一色采子の「母のタンス、娘のセンス」番外編 /霜月 徒然ダイアリー

気持ちのよい秋晴れが続き、晩秋の趣に満たされているこの頃。私は観光大使を務めている福島県二本松市で、イベント三昧の日々を送っています。この季節は菊や紅葉など秋らしい文様を始め、こっくりとした秋色が大活躍。母から譲られたアイテムを取り入れた、今月の「きものカレンダー」をご覧ください。

菊人形展へは色無地に菊の刺繍の帯で

父(日本画家 故・大山忠作)の故郷である福島県二本松市には、作品を一堂に収めた「大山忠作美術館」があり、私はその名誉館長を務めています。

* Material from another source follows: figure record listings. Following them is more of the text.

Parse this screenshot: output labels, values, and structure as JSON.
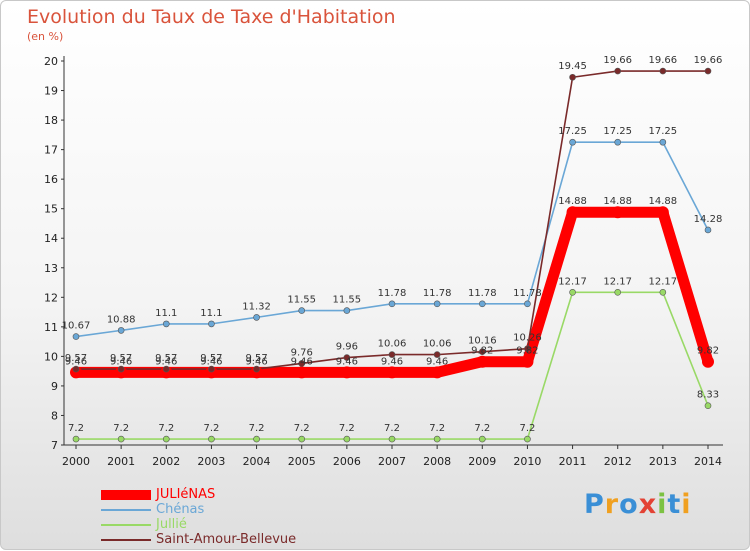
{
  "chart_data": {
    "type": "line",
    "title": "Evolution du Taux de Taxe d'Habitation",
    "subtitle": "(en %)",
    "x": [
      "2000",
      "2001",
      "2002",
      "2003",
      "2004",
      "2005",
      "2006",
      "2007",
      "2008",
      "2009",
      "2010",
      "2011",
      "2012",
      "2013",
      "2014"
    ],
    "ylim": [
      7,
      20
    ],
    "yticks": [
      7,
      8,
      9,
      10,
      11,
      12,
      13,
      14,
      15,
      16,
      17,
      18,
      19,
      20
    ],
    "grid": false,
    "legend_position": "bottom-left",
    "series": [
      {
        "name": "JULIéNAS",
        "color": "#ff0000",
        "values": [
          9.46,
          9.46,
          9.46,
          9.46,
          9.46,
          9.46,
          9.46,
          9.46,
          9.46,
          9.82,
          9.82,
          14.88,
          14.88,
          14.88,
          9.82
        ],
        "labels": [
          "9.46",
          "9.46",
          "9.46",
          "9.46",
          "9.46",
          "9.46",
          "9.46",
          "9.46",
          "9.46",
          "9.82",
          "9.82",
          "14.88",
          "14.88",
          "14.88",
          "9.82"
        ]
      },
      {
        "name": "Chénas",
        "color": "#6aa7d6",
        "values": [
          10.67,
          10.88,
          11.1,
          11.1,
          11.32,
          11.55,
          11.55,
          11.78,
          11.78,
          11.78,
          11.78,
          17.25,
          17.25,
          17.25,
          14.28
        ],
        "labels": [
          "10.67",
          "10.88",
          "11.1",
          "11.1",
          "11.32",
          "11.55",
          "11.55",
          "11.78",
          "11.78",
          "11.78",
          "11.78",
          "17.25",
          "17.25",
          "17.25",
          "14.28"
        ]
      },
      {
        "name": "Jullié",
        "color": "#99d966",
        "values": [
          7.2,
          7.2,
          7.2,
          7.2,
          7.2,
          7.2,
          7.2,
          7.2,
          7.2,
          7.2,
          7.2,
          12.17,
          12.17,
          12.17,
          8.33
        ],
        "labels": [
          "7.2",
          "7.2",
          "7.2",
          "7.2",
          "7.2",
          "7.2",
          "7.2",
          "7.2",
          "7.2",
          "7.2",
          "7.2",
          "12.17",
          "12.17",
          "12.17",
          "8.33"
        ]
      },
      {
        "name": "Saint-Amour-Bellevue",
        "color": "#7a2a2a",
        "values": [
          9.57,
          9.57,
          9.57,
          9.57,
          9.57,
          9.76,
          9.96,
          10.06,
          10.06,
          10.16,
          10.26,
          19.45,
          19.66,
          19.66,
          19.66
        ],
        "labels": [
          "9.57",
          "9.57",
          "9.57",
          "9.57",
          "9.57",
          "9.76",
          "9.96",
          "10.06",
          "10.06",
          "10.16",
          "10.26",
          "19.45",
          "19.66",
          "19.66",
          "19.66"
        ]
      }
    ]
  },
  "logo": {
    "text": "Proxiti",
    "letters": [
      "P",
      "r",
      "o",
      "x",
      "i",
      "t",
      "i"
    ],
    "colors": [
      "#3a8fd6",
      "#f0a020",
      "#3a8fd6",
      "#e34234",
      "#7cc242",
      "#3a8fd6",
      "#f0a020"
    ]
  }
}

この地とさらなるご縁が深まったのは、2013年に行われた「五星山展〜心の復興支援。展覧会に行くという復興支援がある」という企画を私が持ち込んだことから。父の没後5年と5月5日生まれにちなみ、近代の文化勲章作家で「山」のつく作家を5人集めるということに。

東山魁夷、平山郁夫、髙山辰雄、加山又造、そして大山忠作の作品を集結し、1ヶ月で2万人の観光客が訪れるほど話題の展覧会になりました。それをきっかけに、光栄にも観光大使のお役目をいただきました。

そこで、今回は二本松市最大のイベントで、毎年10月中旬から一ヶ月に渡って開催される菊人形展をご紹介します。こちらのショットは、今年の開幕のセレモニーで二本松市長と。
コーディネートは私の栗茶の色無地に、白菊が浮き立つように刺繍された母の袋帯を合わせました。写真では見えにくいですが、ダイヤモンドのスタッズイヤリングを合わせ、ちょっぴり華やぎをプラス。主役はあくまでも菊人形なので(笑)、帯に菊のモチーフをあしらいながら、きものは色無地を合わせることで、会場の雰囲気を邪魔しないように心がけました。

菊の花は釜糸でふっくら艶やかに、添えられた葉には燻し金の糸を用い、まるで唐織のような存在感を漂わせた母の袋帯。